Desde nuestra más temprana edad, en nuestras familias, en la sociedad, nos van marcando unas normas de convivencia. Estas normas no nacen para fastidiarnos, para reducir nuestra libertad, sino que tienen que facilitar dicha convivencia. Somos libres, porque en libertad hemos ido creando estas normas, aunque son diferentes según sea la familia o la sociedad.

Nuestros horarios, nuestras comidas, nuestra forma de divertirnos, en gran medida incluso nuestros gustos nacen, se desarrollan dentro de estas normas. Algo tan simple como el comer no lo hacemos cuando se nos apetece, sino que vamos educando nuestro cuerpo para realizarlo en un horario marcado en nuestras familias, en el trabajo, en los colegios, en nuestra sociedad. Claro que se puede variar, y por necesidades se cambia y nos amoldamos al nuevo horario con facilidad. Un ejemplo de ello ha sido la nueva normalidad impuesta por el Covid. En los colegios se ha marcado un desayuno en silencio dentro del aula. Nada de correr con el bocadillo por el recreo, ni estar charlando a la vez que comemos, ni probar el de tu amigo. Esto se ha hecho con total "normalidad". No es que nos hayamos convertido en monjes de clausura donde impere el silencio, sino que priorizamos la salud sobre la sana costumbre de compartir el bocata.

Cuando llego a otra casa, a otra sociedad, no puedo hacer mi normalidad, sino que debo asumir la suya. Cuando entré en la Mezquita de Muhammad Alí Pasha, también conocida como la Mezquita de Alabastro del Cairo, con toda normalidad y respeto me descalcé. En ningún momento se me ocurre descalzarme en mis visitas a la parroquia del Carmen.

También es normal que en determinados momentos intentemos salirnos de la norma. La adolescencia es una etapa magnífica en la que gusta romper las normas. Los jóvenes necesitan marcar la nota, quieren hacerse ver. Existen personas que se creen que están por encima de esa normalidad y aparcan donde le dan la gana, no guardan la cola, sacan la basura cuando le apetece, etc.
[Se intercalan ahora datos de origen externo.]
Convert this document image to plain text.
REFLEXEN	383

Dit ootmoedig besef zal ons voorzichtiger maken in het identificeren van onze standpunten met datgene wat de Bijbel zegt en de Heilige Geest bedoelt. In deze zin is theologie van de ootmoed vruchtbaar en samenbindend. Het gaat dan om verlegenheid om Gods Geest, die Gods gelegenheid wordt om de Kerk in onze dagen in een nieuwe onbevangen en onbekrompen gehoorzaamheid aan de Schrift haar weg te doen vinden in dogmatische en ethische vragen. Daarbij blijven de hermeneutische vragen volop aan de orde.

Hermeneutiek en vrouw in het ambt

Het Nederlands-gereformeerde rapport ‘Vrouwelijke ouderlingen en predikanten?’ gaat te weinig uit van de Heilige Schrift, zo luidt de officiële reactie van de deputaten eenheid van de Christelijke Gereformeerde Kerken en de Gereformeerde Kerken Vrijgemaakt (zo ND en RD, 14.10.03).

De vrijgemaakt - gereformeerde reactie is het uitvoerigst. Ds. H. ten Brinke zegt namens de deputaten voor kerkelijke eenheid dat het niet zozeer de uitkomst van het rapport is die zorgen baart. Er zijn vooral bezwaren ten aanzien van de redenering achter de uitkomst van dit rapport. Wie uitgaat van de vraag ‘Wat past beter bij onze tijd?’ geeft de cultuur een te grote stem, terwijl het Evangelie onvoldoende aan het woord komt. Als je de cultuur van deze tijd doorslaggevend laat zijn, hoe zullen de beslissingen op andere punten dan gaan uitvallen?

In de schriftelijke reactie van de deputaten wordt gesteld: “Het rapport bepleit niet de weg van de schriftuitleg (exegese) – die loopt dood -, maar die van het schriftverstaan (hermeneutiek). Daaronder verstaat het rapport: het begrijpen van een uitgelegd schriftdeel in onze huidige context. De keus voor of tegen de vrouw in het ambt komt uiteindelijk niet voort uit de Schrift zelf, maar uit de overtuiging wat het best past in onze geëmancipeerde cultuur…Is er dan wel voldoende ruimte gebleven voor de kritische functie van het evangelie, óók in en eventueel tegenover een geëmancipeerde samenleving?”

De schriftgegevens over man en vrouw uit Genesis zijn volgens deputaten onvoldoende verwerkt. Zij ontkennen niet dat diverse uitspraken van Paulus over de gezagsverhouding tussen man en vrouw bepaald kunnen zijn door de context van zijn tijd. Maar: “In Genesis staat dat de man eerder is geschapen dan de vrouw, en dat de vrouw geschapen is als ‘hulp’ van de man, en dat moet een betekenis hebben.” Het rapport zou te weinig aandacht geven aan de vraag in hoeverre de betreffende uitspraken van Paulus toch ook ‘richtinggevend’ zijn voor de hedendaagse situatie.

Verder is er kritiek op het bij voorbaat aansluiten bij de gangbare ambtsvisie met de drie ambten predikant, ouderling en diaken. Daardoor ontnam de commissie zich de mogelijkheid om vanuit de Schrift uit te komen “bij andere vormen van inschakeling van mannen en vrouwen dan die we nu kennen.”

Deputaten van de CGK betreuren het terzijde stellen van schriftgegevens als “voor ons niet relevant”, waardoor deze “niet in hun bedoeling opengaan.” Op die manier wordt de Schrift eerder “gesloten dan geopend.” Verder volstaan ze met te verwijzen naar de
Estos días hemos contemplado cómo un señor deportista, que ya no es adolescente, le ha echado un pulso a un país, a una norma tan simple como que para entrar en su territorio nacional debe estar vacunado. Ha perdido ese pulso. Los deportistas son los nuevos gladiadores. Pronto se vacunará y en su equipación imprimirá el código de vacunación. Cuando las normas son fáciles de romper se debe legislar, ese es el principal cometido de los buenos políticos. Pero cuidado, también puede haber malos políticos que para que suene su torneo local sacrifique el bien general.